Categories: Kids 8-11, Teens & tweens, Health & safety, Eating & nutrition, Medical conditions, In the news, Mealtime

Considering all we've heard about the childhood obesity epidemic, it really should come as no surprise that parents are turning to surgical procedures to help their kids lose weight. According to a 2007 study, nearly 800 U.S. kids had weight-loss surgery in 2003. Those surgeries range from gastric bypass operations to stomach banding.

While weight loss surgery for kids may not be surprising, it is rather alarming. Research has shown that one in every 200 patients dies from gastric bypass and one in every 1,000 patients dies from banding. Why would a parent subject a child to the risks associated with major surgery when perhaps all that is really needed is a better diet and more exercise?
I am sure parents who do this reach their decisions after much thought and consideration, but Dante Fishell's answer to the question is telling. Her 13-year-old son Joey weighed nearly 300 pounds when he had a stomach band implanted this summer. "I'm choosing to have this done to help save his life," she said. "This surgery is almost like the magic answer." Coincidentally, Fishell herself had her own stomach band implanted on the same day as her son.

Not only are weight-loss surgeries risky, they don't always work. Patients must stick to strict eating regimes for the rest of their lives in order to maintain the weight loss. According to one study, adults who underwent weight loss surgeries regained about 30 percent of their weight within 10 years. Would children fare any better? And wouldn't a strict eating regime do the trick without surgery anyway?

To skeptics like me, one mother has something to say. "It's real easy for people to pass judgment when they haven't walked in our shoes, when they haven't seen their child so upset and trying so hard not to eat," says mom Melanie Gorman, whose daughter underwent stomach banding. "If I would have thought there was any danger to (Shelby), I wouldn't have done it."

She's right, of course.
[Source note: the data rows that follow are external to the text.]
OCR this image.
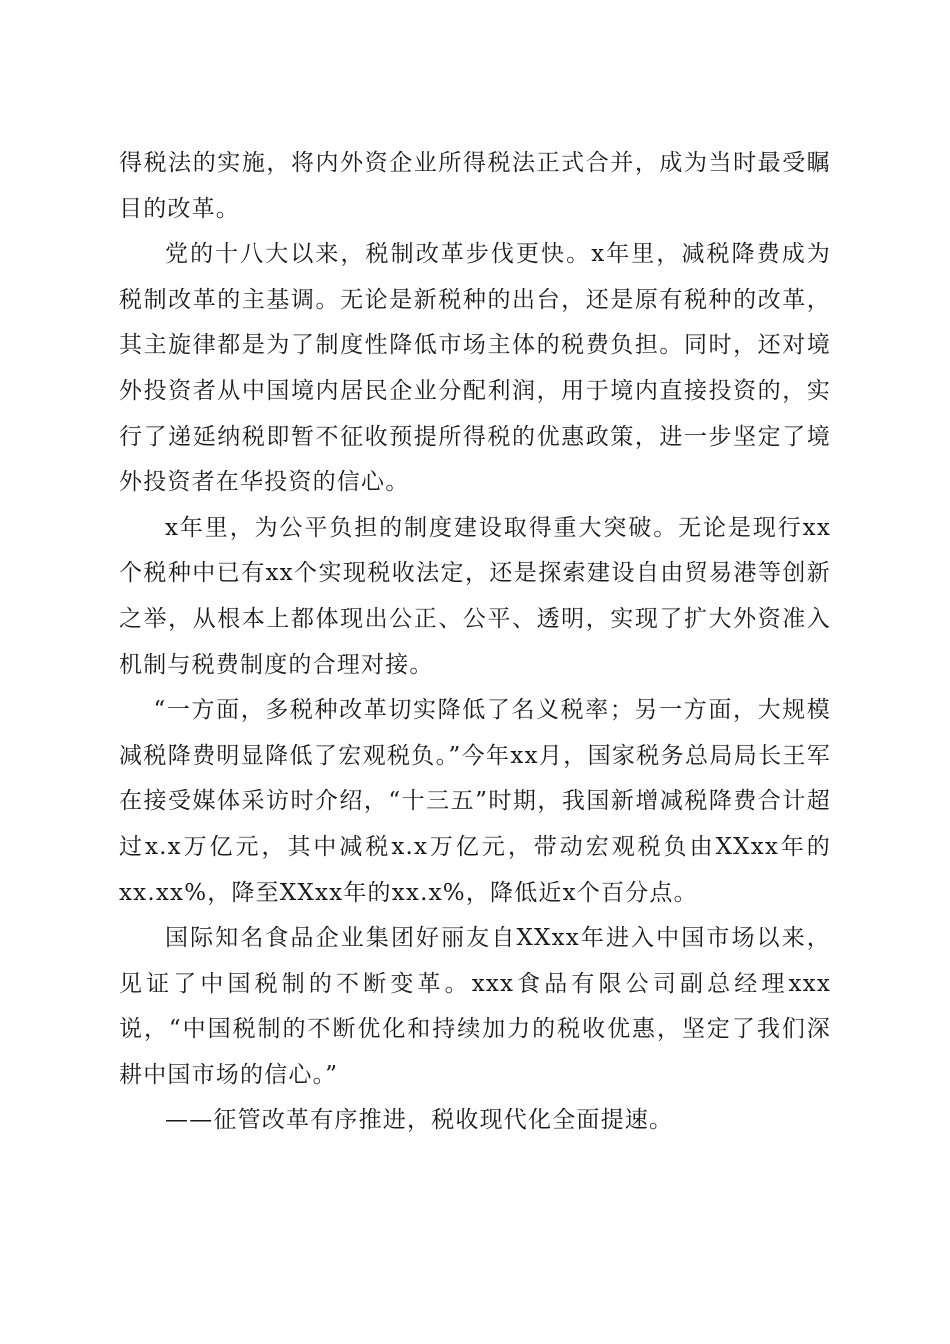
得税法的实施，将内外资企业所得税法正式合并，成为当时最受瞩目的改革。

党的十八大以来，税制改革步伐更快。x年里，减税降费成为税制改革的主基调。无论是新税种的出台，还是原有税种的改革，其主旋律都是为了制度性降低市场主体的税费负担。同时，还对境外投资者从中国境内居民企业分配利润，用于境内直接投资的，实行了递延纳税即暂不征收预提所得税的优惠政策，进一步坚定了境外投资者在华投资的信心。

x年里，为公平负担的制度建设取得重大突破。无论是现行xx个税种中已有xx个实现税收法定，还是探索建设自由贸易港等创新之举，从根本上都体现出公正、公平、透明，实现了扩大外资准入机制与税费制度的合理对接。

“一方面，多税种改革切实降低了名义税率；另一方面，大规模减税降费明显降低了宏观税负。”今年xx月，国家税务总局局长王军在接受媒体采访时介绍，“十三五”时期，我国新增减税降费合计超过x.x万亿元，其中减税x.x万亿元，带动宏观税负由XXxx年的xx.xx%，降至XXxx年的xx.x%，降低近x个百分点。

国际知名食品企业集团好丽友自XXxx年进入中国市场以来，见证了中国税制的不断变革。xxx食品有限公司副总经理xxx说，“中国税制的不断优化和持续加力的税收优惠，坚定了我们深耕中国市场的信心。”

——征管改革有序推进，税收现代化全面提速。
I don't know what it is like to see my child suffer because of her weight. But as much as I sympathize with these children and their parents, I have a hard time seeing surgery as the answer. In addition to the risks, weight-loss surgery doesn't address the issues that resulted in the obesity in the first place. Wouldn't a child be better served by focusing on that rather than a quick fix? Do you think weight-loss surgery is ever a good idea for a child?